Foi difícil abrir os olhos com a luz do Sol forte do jeito que estava. Esfreguei a testa e levantei aos poucos. O lençol amarronzado estava bagunçado na calçada. Olhei a guia e dei um gole da água que por ela passava!

Era uma linda manhã.

Os moradores das calçadas vizinhas, assim como eu, já começavam a despertar. Seria um ótimo dia para caçar pombos e ratos. Fredie, meu cão vira-latas, havia cagado dentro da calçada. Claro que Daiane, minha mulher, ficou muito puta com a situação… Quantas vezes já dissemos para que Fredie não cagasse dentro da calçada! Mas ele não aprendia a fazer suas necessidades na rua, ele tinha mesmo é que defecar dentro de nossa calçada.

Enquanto eu espancava o cão, o homem que tomou minha casa saiu. Me apoiou pela atitude enérgica e em seguida cobrou o aluguel da minha calçada que agora era dele. Paguei, claro, pois ele me tratava muito bem desde que havia invadido meu lar.

Era uma linda manhã.

Todos os moradores das calçadas de minha rua saíram para caçar, mas não eu. Naquele dia decidi ficar com minha esposa, pois ainda tínhamos quatro baratas desidratadas, uma cebola que o homem rico que roubou minha casa havia dado no dia anterior (que homem bom é ele), e dois pedaços de bolo que a Igreja nos deu no dia de Santo Antonio. Estávamos fartos de alimento naquele dia, e fora que, de qualquer forma, se faltasse comida poderíamos matar Fredie, nosso fiel cão, e comer a carne dele.

Foi uma linda manhã até que a tarde passou e o pôr-do-sol se aninhou.

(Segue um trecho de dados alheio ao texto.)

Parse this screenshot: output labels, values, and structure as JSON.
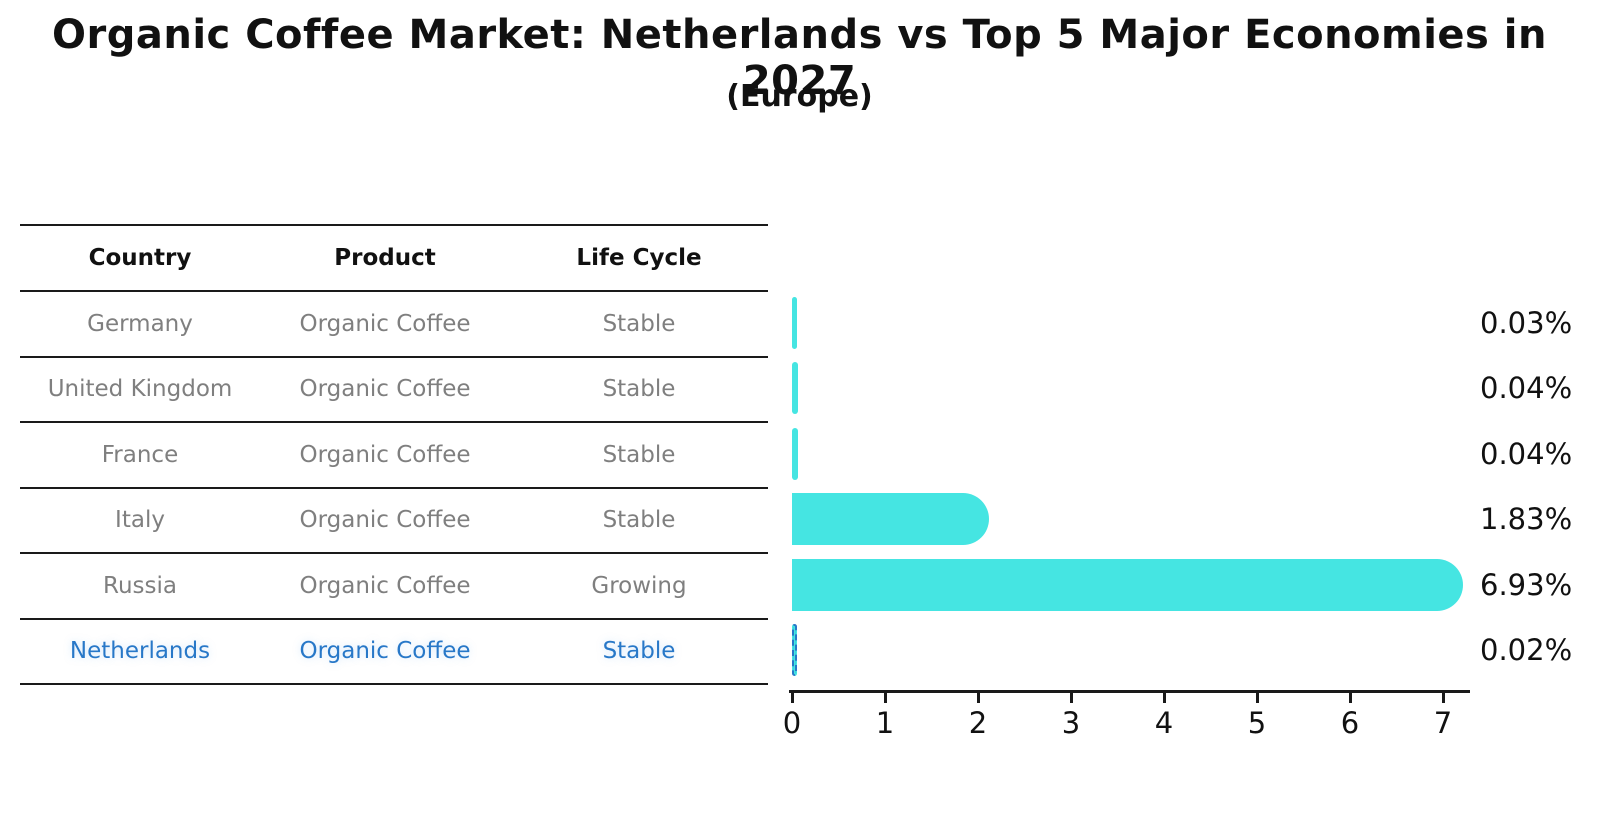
{
  "title": "Organic Coffee Market: Netherlands vs Top 5 Major Economies in 2027",
  "subtitle": "(Europe)",
  "table": {
    "headers": [
      "Country",
      "Product",
      "Life Cycle"
    ],
    "rows": [
      {
        "country": "Germany",
        "product": "Organic Coffee",
        "life_cycle": "Stable",
        "value_label": "0.03%",
        "highlight": false
      },
      {
        "country": "United Kingdom",
        "product": "Organic Coffee",
        "life_cycle": "Stable",
        "value_label": "0.04%",
        "highlight": false
      },
      {
        "country": "France",
        "product": "Organic Coffee",
        "life_cycle": "Stable",
        "value_label": "0.04%",
        "highlight": false
      },
      {
        "country": "Italy",
        "product": "Organic Coffee",
        "life_cycle": "Stable",
        "value_label": "1.83%",
        "highlight": false
      },
      {
        "country": "Russia",
        "product": "Organic Coffee",
        "life_cycle": "Growing",
        "value_label": "6.93%",
        "highlight": false
      },
      {
        "country": "Netherlands",
        "product": "Organic Coffee",
        "life_cycle": "Stable",
        "value_label": "0.02%",
        "highlight": true
      }
    ]
  },
  "chart_data": {
    "type": "bar",
    "orientation": "horizontal",
    "title": "Organic Coffee Market: Netherlands vs Top 5 Major Economies in 2027",
    "subtitle": "(Europe)",
    "categories": [
      "Germany",
      "United Kingdom",
      "France",
      "Italy",
      "Russia",
      "Netherlands"
    ],
    "values": [
      0.03,
      0.04,
      0.04,
      1.83,
      6.93,
      0.02
    ],
    "value_labels": [
      "0.03%",
      "0.04%",
      "0.04%",
      "1.83%",
      "6.93%",
      "0.02%"
    ],
    "x_ticks": [
      0,
      1,
      2,
      3,
      4,
      5,
      6,
      7
    ],
    "xlim": [
      0,
      7.3
    ],
    "xlabel": "",
    "ylabel": "",
    "grid": false,
    "legend": false,
    "highlight_index": 5
  },
  "colors": {
    "bar": "#45e5e2",
    "highlight": "#2878c8",
    "row_text": "#7f7f7f",
    "header_text": "#111111",
    "axis": "#1a1a1a",
    "value_label": "#111111"
  }
}
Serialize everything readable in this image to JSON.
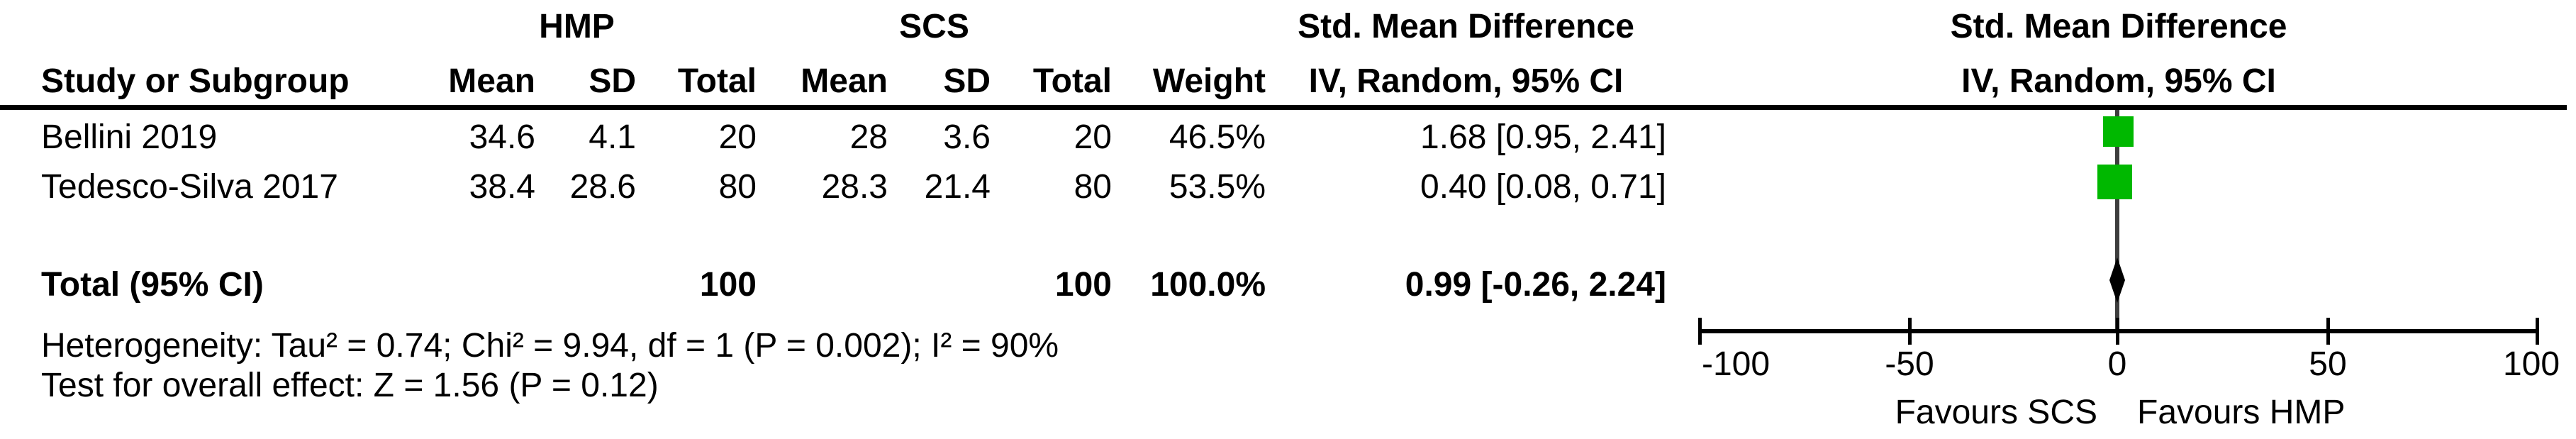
{
  "table": {
    "group_headers": {
      "hmp": "HMP",
      "scs": "SCS",
      "smd": "Std. Mean Difference"
    },
    "column_headers": {
      "study": "Study or Subgroup",
      "mean": "Mean",
      "sd": "SD",
      "total": "Total",
      "weight": "Weight",
      "ci": "IV, Random, 95% CI"
    },
    "rows": [
      {
        "study": "Bellini 2019",
        "hmp_mean": "34.6",
        "hmp_sd": "4.1",
        "hmp_total": "20",
        "scs_mean": "28",
        "scs_sd": "3.6",
        "scs_total": "20",
        "weight": "46.5%",
        "smd_ci": "1.68 [0.95, 2.41]"
      },
      {
        "study": "Tedesco-Silva 2017",
        "hmp_mean": "38.4",
        "hmp_sd": "28.6",
        "hmp_total": "80",
        "scs_mean": "28.3",
        "scs_sd": "21.4",
        "scs_total": "80",
        "weight": "53.5%",
        "smd_ci": "0.40 [0.08, 0.71]"
      }
    ],
    "total_row": {
      "label": "Total (95% CI)",
      "hmp_total": "100",
      "scs_total": "100",
      "weight": "100.0%",
      "smd_ci": "0.99 [-0.26, 2.24]"
    },
    "footnotes": {
      "heterogeneity": "Heterogeneity: Tau² = 0.74; Chi² = 9.94, df = 1 (P = 0.002); I² = 90%",
      "overall_effect": "Test for overall effect: Z = 1.56 (P = 0.12)"
    }
  },
  "plot": {
    "header_line1": "Std. Mean Difference",
    "header_line2": "IV, Random, 95% CI",
    "axis_tick_labels": [
      "-100",
      "-50",
      "0",
      "50",
      "100"
    ],
    "favours_left": "Favours SCS",
    "favours_right": "Favours HMP",
    "colors": {
      "study_marker": "#00b800",
      "pooled_marker": "#000000",
      "zero_line": "#3d3d3d"
    }
  },
  "chart_data": {
    "type": "forest",
    "effect_measure": "Std. Mean Difference (IV, Random, 95% CI)",
    "comparison_groups": [
      "HMP",
      "SCS"
    ],
    "studies": [
      {
        "name": "Bellini 2019",
        "hmp": {
          "mean": 34.6,
          "sd": 4.1,
          "total": 20
        },
        "scs": {
          "mean": 28,
          "sd": 3.6,
          "total": 20
        },
        "weight_pct": 46.5,
        "smd": 1.68,
        "ci": [
          0.95,
          2.41
        ]
      },
      {
        "name": "Tedesco-Silva 2017",
        "hmp": {
          "mean": 38.4,
          "sd": 28.6,
          "total": 80
        },
        "scs": {
          "mean": 28.3,
          "sd": 21.4,
          "total": 80
        },
        "weight_pct": 53.5,
        "smd": 0.4,
        "ci": [
          0.08,
          0.71
        ]
      }
    ],
    "pooled": {
      "label": "Total (95% CI)",
      "hmp_total": 100,
      "scs_total": 100,
      "weight_pct": 100.0,
      "smd": 0.99,
      "ci": [
        -0.26,
        2.24
      ]
    },
    "heterogeneity": {
      "tau2": 0.74,
      "chi2": 9.94,
      "df": 1,
      "p": 0.002,
      "i2_pct": 90
    },
    "overall_effect": {
      "z": 1.56,
      "p": 0.12
    },
    "xaxis": {
      "ticks": [
        -100,
        -50,
        0,
        50,
        100
      ],
      "range": [
        -100,
        100
      ],
      "label_left": "Favours SCS",
      "label_right": "Favours HMP"
    }
  }
}
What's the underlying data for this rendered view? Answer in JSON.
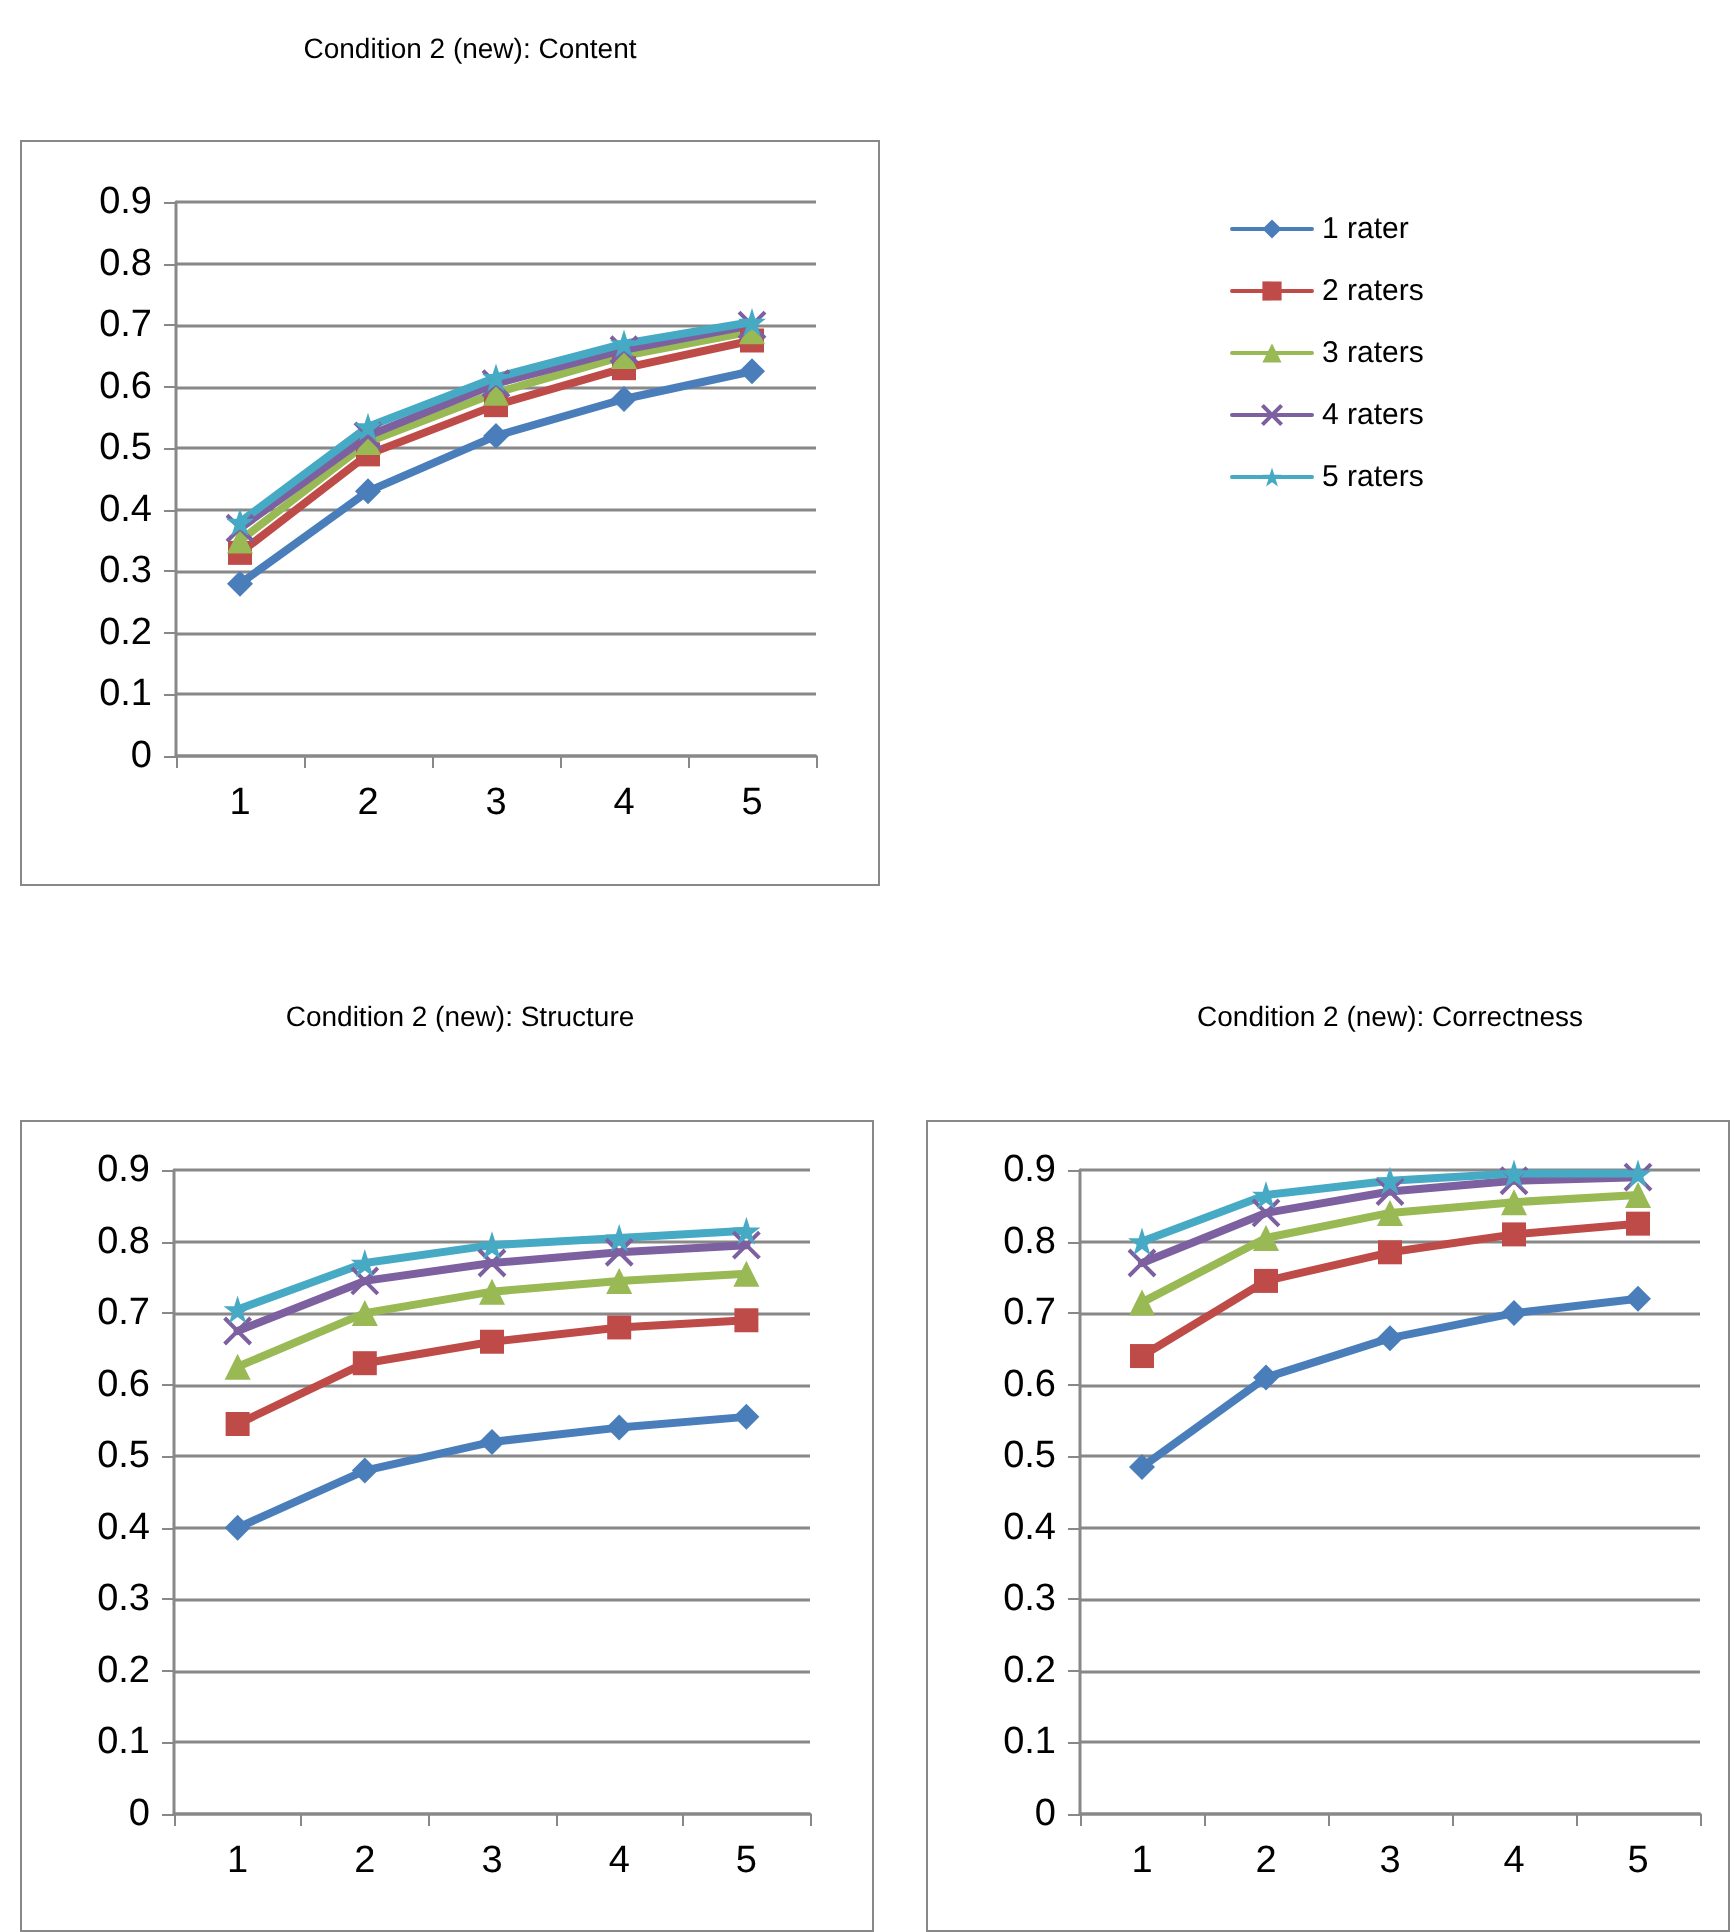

Os homens ricos que haviam roubado nossas casas por todo bairro, cidade, estado e país retornaram de seus trabalhos, nos deram boa noite e entraram para dentro de nossas que agora eram suas casas.

Retribuímos o boa noite e ficamos felizes por eles terem lembrado da gente que morava ali em suas, nossas, calçadas.

Estávamos felizes com nossa situação. Ainda havia uma calçada para morar.

Aquele foi um lindo dia.

Daiane estendeu o lençol sujo na calçada. Dormimos.

Acordei com os latidos de Fredie no meio da madrugada. Aquele maldito cão havia acabado de morder o homem rico que havia tomado minha casa. O homem rico só estava tentando pegar, embaixo do paralelepípedo que me servia de travesseiro, a carteira com o pouco de dinheiro que restava dentro dela.

Fiquei furioso.

Chutei o Fredie. “Cachorro mau” eu repetia. Entreguei a carteira para o homem rico que sorriu e bateu a mão em meu ombro antes de entrar para minha casa que agora era dele.

Minha esposa bufou.

“Amanhã damos um jeito nele”, eu disse.

“Espero que sim”, ela respondeu.

E eu sabia que a manhã seguinte também seria linda.

Mataríamos Fredie e teríamos um ótimo ensopado de cachorro mal educado.